C’è chi ha litigato con la moglie, s’è separato e non vede i figli già da qualche anno, e per fortuna, dice, che sta sempre in giro. Sta con il suo tablet in mano quando c’è poco da fare e molto per i fatti suoi.
C’è il tipo con gli occhi da guascone perdutamente innamorato di una kazaka. C’è chi vuol tornare a casa perché non ne può più degli egiziani, che hanno la sua parte d’impianto con mille difetti. C’è quello dalle passioni mai sentite prima, dal quale ho appreso dell’esistenza di gare a suon di db (roba che si arriva fino a 170 db), prodotti dai sistemi d’amplificazione di automobili, con tanto di tornei italiani ed internazionali.
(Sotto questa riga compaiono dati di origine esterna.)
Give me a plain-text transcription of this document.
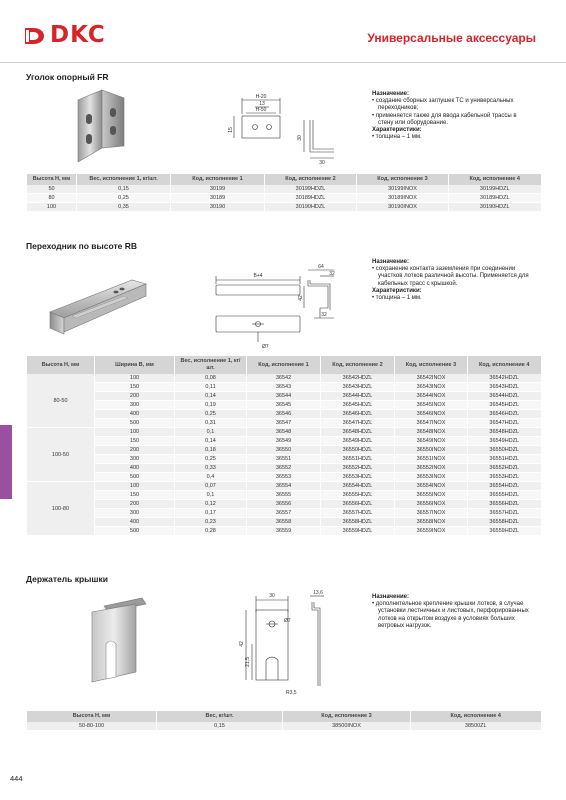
DKC	Универсальные аксессуары
Уголок опорный FR
H-20
13
H-50
30
15
30
Назначение:
• создание сборных заглушек ТС и универсальных переходников;
• применяется также для ввода кабельной трассы в стену или оборудование.
Характеристики:
• толщина – 1 мм.
Высота H, мм	Вес, исполнение 1, кг/шт.	Код, исполнение 1	Код, исполнение 2	Код, исполнение 3	Код, исполнение 4
50	0,15	30199	30199HDZL	30199INOX	30199HDZL
80	0,25	30189	30189HDZL	30189INOX	30189HDZL
100	0,35	30190	30190HDZL	30190INOX	30190HDZL
Переходник по высоте RB
B+4
64
32
42
32
Ø7
Назначение:
• сохранение контакта заземления при соединении участков лотков различной высоты. Применяется для кабельных трасс с крышкой.
Характеристики:
• толщина – 1 мм.
Высота H, мм	Ширина B, мм	Вес, исполнение 1, кг/шт.	Код, исполнение 1	Код, исполнение 2	Код, исполнение 3	Код, исполнение 4
80-50	100	0,08	36542	36542HDZL	36542INOX	36542HDZL
	150	0,11	36543	36543HDZL	36543INOX	36543HDZL
	200	0,14	36544	36544HDZL	36544INOX	36544HDZL
	300	0,19	36545	36545HDZL	36545INOX	36545HDZL
	400	0,25	36546	36546HDZL	36546INOX	36546HDZL
	500	0,31	36547	36547HDZL	36547INOX	36547HDZL
100-50	100	0,1	36548	36548HDZL	36548INOX	36548HDZL
	150	0,14	36549	36549HDZL	36549INOX	36549HDZL
	200	0,18	36550	36550HDZL	36550INOX	36550HDZL
	300	0,25	36551	36551HDZL	36551INOX	36551HDZL
	400	0,33	36552	36552HDZL	36552INOX	36552HDZL
	500	0,4	36553	36553HDZL	36553INOX	36553HDZL
100-80	100	0,07	36554	36554HDZL	36554INOX	36554HDZL
	150	0,1	36555	36555HDZL	36555INOX	36555HDZL
	200	0,12	36556	36556HDZL	36556INOX	36556HDZL
	300	0,17	36557	36557HDZL	36557INOX	36557HDZL
	400	0,23	36558	36558HDZL	36558INOX	36558HDZL
	500	0,28	36559	36559HDZL	36559INOX	36559HDZL
Держатель крышки
30	13,6
Ø7
42
21,5
R3,5
Назначение:
• дополнительное крепление крышки лотков, в случае установки лестничных и листовых, перфорированных лотков на открытом воздухе в условиях больших ветровых нагрузок.
Высота H, мм	Вес, кг/шт.	Код, исполнение 3	Код, исполнение 4
50-80-100	0,15	38500INOX	38500ZL
444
C’è poi quello perennemente al telefono, e che già a ventisette anni ha qui la responsabilità per conto del committente. E poi ci sono. Che sto bene qui. Finora, per altri nove giorni. Perché io mica li conto i giorni.

A palla, sul ponte

Sono a bordo già da qualche giorno, e comincio a comprendere quel vecchio detto secondo il quale sarà l’età a darmi la pazienza che non ho, nella mia natura. Perché si lavora davvero a rilento, il mare è continuamente in tempesta e quando non lo è sono i capitani delle due navi d’appoggio a far danni, rompendo il ponte che ci permette di attraccare sulla piattaforma sulla quale sto lavorando. E così le giornate passano lentamente, quando non si può lavorare, sul ponte che dondola continuamente, tanto che adesso, guardando fuori dall’oblo per un istante vedo il mare ed un istante dopo guardo il cielo. Ci si siede sulla sdraio al mattino ed al pomeriggio si gioca a carte, assaporando il mare e la vita del marinaio.

E poi la sera, si gioca con una palla raffazzonata, con gli egiziani, sul ponte.

Autoritratto per il 25 Gennaio

E la strada racconta che la storia è passata da qui.